S’agissant de l’interdiction de retour sur le territoire français et la fixation du pays de renvoi :
Aux termes de l’article L. 612-6 du code de l’entrée et du séjour des étrangers et du droit d’asile, dans sa rédaction applicable : « Lorsqu’aucun délai de départ volontaire n’a été accordé à l’étranger, l’autorité administrative assortit la décision portant obligation de quitter le territoire français d’une interdiction de retour sur le territoire français. Des circonstances humanitaires peuvent toutefois justifier que l’autorité administrative n’édicte pas d’interdiction de retour (…) ».
Pour les mêmes motifs que ceux exposés aux points précédents, en particulier au point 9, il ne ressort pas davantage des pièces du dossier qu’en assortissant l’obligation de quitter le territoire français d’une interdiction de retour d’un an, le préfet d’Eure-et-Loir a méconnu les dispositions citées au point précédent.
M. A… n’établissant pas l’illégalité de la mesure d’éloignement, il n’est pas fondé à demander l’annulation, par voie de conséquence, de la décision fixant le pays de destination ainsi que celle portant interdiction de retour sur le territoire français.
S’agissant des conclusions à fin de restitution de la carte d’identité italienne :
Aux termes de l’article L. 814-1 du code de l’entrée et du séjour des étrangers et du droit d’asile : « L’autorité administrative compétente, les services de police et les unités de gendarmerie sont habilités à retenir le passeport ou le document de voyage des personnes de nationalité étrangère en situation irrégulière. Ils leur remettent en échange un récépissé valant justification de leur identité et sur lequel sont mentionnées la date de retenue et les modalités de restitution du document retenu ».

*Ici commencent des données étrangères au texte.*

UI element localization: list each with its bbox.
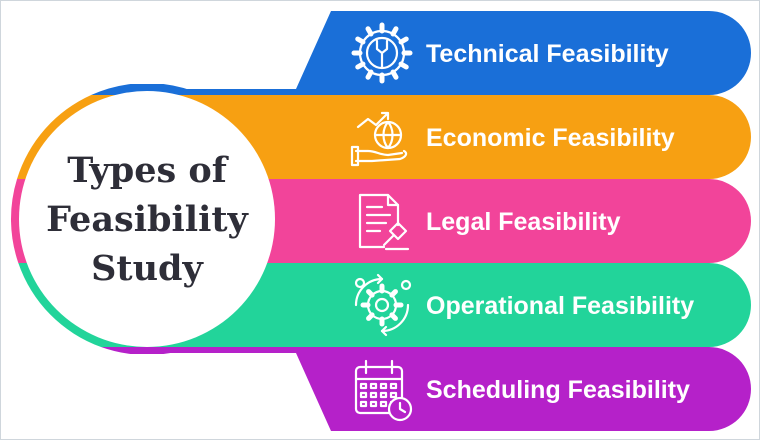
bar-technical-feasibility: Technical Feasibility bbox=[151, 11, 751, 95]
title-line-1: Types of bbox=[67, 150, 229, 191]
bar-legal-feasibility: Legal Feasibility bbox=[151, 179, 751, 263]
bar-economic-feasibility: Economic Feasibility bbox=[151, 95, 751, 179]
bar-shape bbox=[151, 11, 751, 95]
bar-label: Legal Feasibility bbox=[426, 208, 621, 236]
bar-shape bbox=[151, 263, 751, 347]
title-line-2: Feasibility bbox=[46, 199, 249, 240]
bars: Technical Feasibility Economic Feasibilit… bbox=[151, 11, 751, 431]
title-circle bbox=[19, 91, 275, 347]
bar-label: Technical Feasibility bbox=[426, 40, 669, 68]
bar-shape bbox=[151, 179, 751, 263]
ring-segment bbox=[91, 84, 203, 95]
bar-shape bbox=[151, 347, 751, 431]
bar-operational-feasibility: Operational Feasibility bbox=[151, 263, 751, 347]
gear-wrench-icon bbox=[351, 22, 413, 84]
calendar-clock-icon bbox=[354, 359, 413, 422]
bar-label: Economic Feasibility bbox=[426, 124, 675, 152]
title-line-3: Study bbox=[91, 248, 204, 289]
document-gavel-icon bbox=[358, 193, 410, 251]
bar-label: Scheduling Feasibility bbox=[426, 376, 690, 404]
bar-label: Operational Feasibility bbox=[426, 292, 694, 320]
bar-shape bbox=[151, 95, 751, 179]
bar-scheduling-feasibility: Scheduling Feasibility bbox=[151, 347, 751, 431]
ring-segment bbox=[101, 347, 193, 354]
hand-globe-growth-icon bbox=[350, 111, 408, 167]
gear-cycle-icon bbox=[354, 273, 412, 337]
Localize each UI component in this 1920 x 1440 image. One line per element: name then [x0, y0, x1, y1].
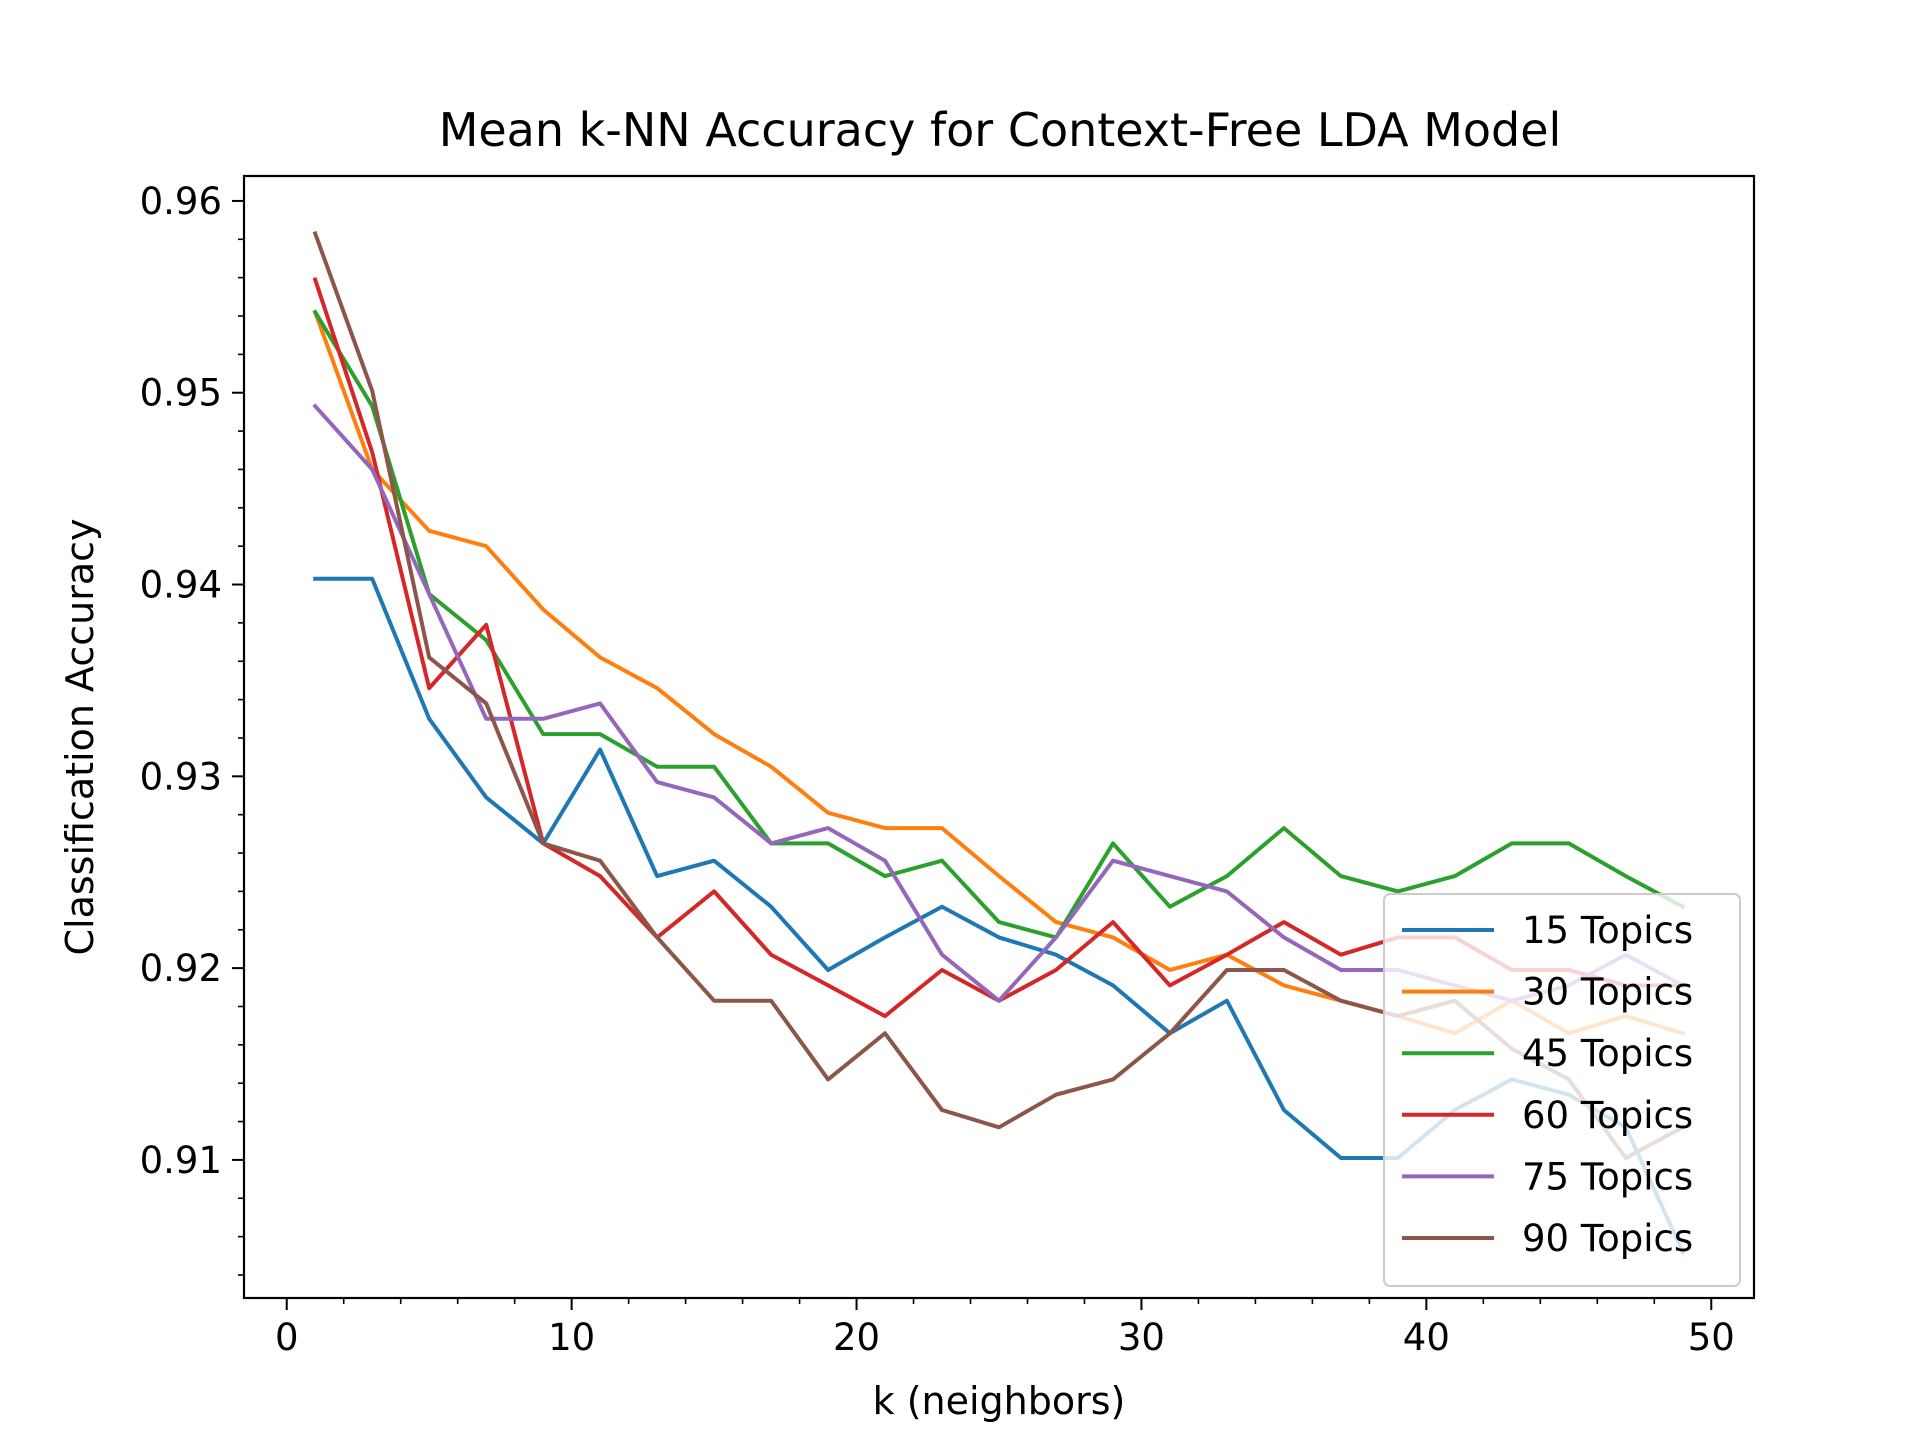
legend-label-5: 75 Topics — [1522, 1155, 1693, 1198]
legend-label-2: 30 Topics — [1522, 971, 1693, 1014]
legend-label-6: 90 Topics — [1522, 1217, 1693, 1260]
x-axis: 0 10 20 30 40 50 — [275, 1298, 1735, 1359]
legend-label-1: 15 Topics — [1522, 909, 1693, 952]
x-tick-label: 20 — [833, 1316, 880, 1359]
legend-label-3: 45 Topics — [1522, 1032, 1693, 1075]
y-tick-label: 0.93 — [140, 755, 222, 798]
legend-label-4: 60 Topics — [1522, 1094, 1693, 1137]
y-tick-label: 0.92 — [140, 947, 222, 990]
x-axis-label: k (neighbors) — [873, 1379, 1126, 1423]
x-tick-label: 0 — [275, 1316, 299, 1359]
x-tick-label: 30 — [1118, 1316, 1165, 1359]
y-tick-label: 0.94 — [140, 564, 222, 607]
x-tick-label: 40 — [1403, 1316, 1450, 1359]
y-tick-label: 0.96 — [140, 180, 222, 223]
x-tick-label: 10 — [548, 1316, 595, 1359]
plot-frame — [242, 174, 1756, 1300]
legend: 15 Topics 30 Topics 45 Topics 60 Topics 75 T… — [1383, 893, 1741, 1287]
x-tick-label: 50 — [1688, 1316, 1735, 1359]
y-tick-label: 0.95 — [140, 372, 222, 415]
y-axis-label: Classification Accuracy — [58, 519, 102, 956]
series-line-3 — [312, 309, 1686, 940]
y-axis: 0.91 0.92 0.93 0.94 0.95 0.96 — [140, 180, 244, 1276]
y-tick-label: 0.91 — [140, 1139, 222, 1182]
chart-title: Mean k-NN Accuracy for Context-Free LDA … — [439, 103, 1562, 157]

Pour les motifs exposés aux points précédents, M. A… n’est pas fondé à demander l’annulation de la décision de rétention de sa carte d’identité italienne.
Sur les conclusions aux fins d’injonction :
Le présent jugement, qui rejette les conclusions aux fins d’annulation de la requête n’implique nécessairement ni la délivrance d’un titre de séjour à M. A…, ni que le préfet d’Eure-et-Loir statue à nouveau sur sa situation.
Sur les frais de l’instance :
Les dispositions de l’article L. 761-1 du code de justice administrative font obstacle à ce que soit mise à la charge de l’Etat, qui n’est pas la partie perdante dans la présente instance, la somme demandée par M. A… au titre des frais exposés par lui et non compris dans les dépens.
D E C I D E :
Article 1er : La requête de M. A… est rejetée.
Article 2 : Le présent jugement sera notifié à M. E… A… et au préfet d’Eure-et-Loir.
Délibéré après l’audience du 24 juin 2025, à laquelle siégeaient :
M. Samuel Deliancourt, président,
M. Jean-Luc Jaosidy, premier conseiller,
Mme Aurore Bardet, conseillère.
Rendu public par mise à disposition au greffe le 1er juillet 2025.
Le rapporteur,
Jean-Luc D…
Le président,
Samuel DELIANCOURT
La greffière,
Barbara DELENNE
La République mande et ordonne au préfet d’Eure-et-Loir en ce qui le concerne ou à tous commissaires de justice à ce requis en ce qui concerne les voies de droit commun contre les parties privées, de pourvoir à l’exécution de la présente décision.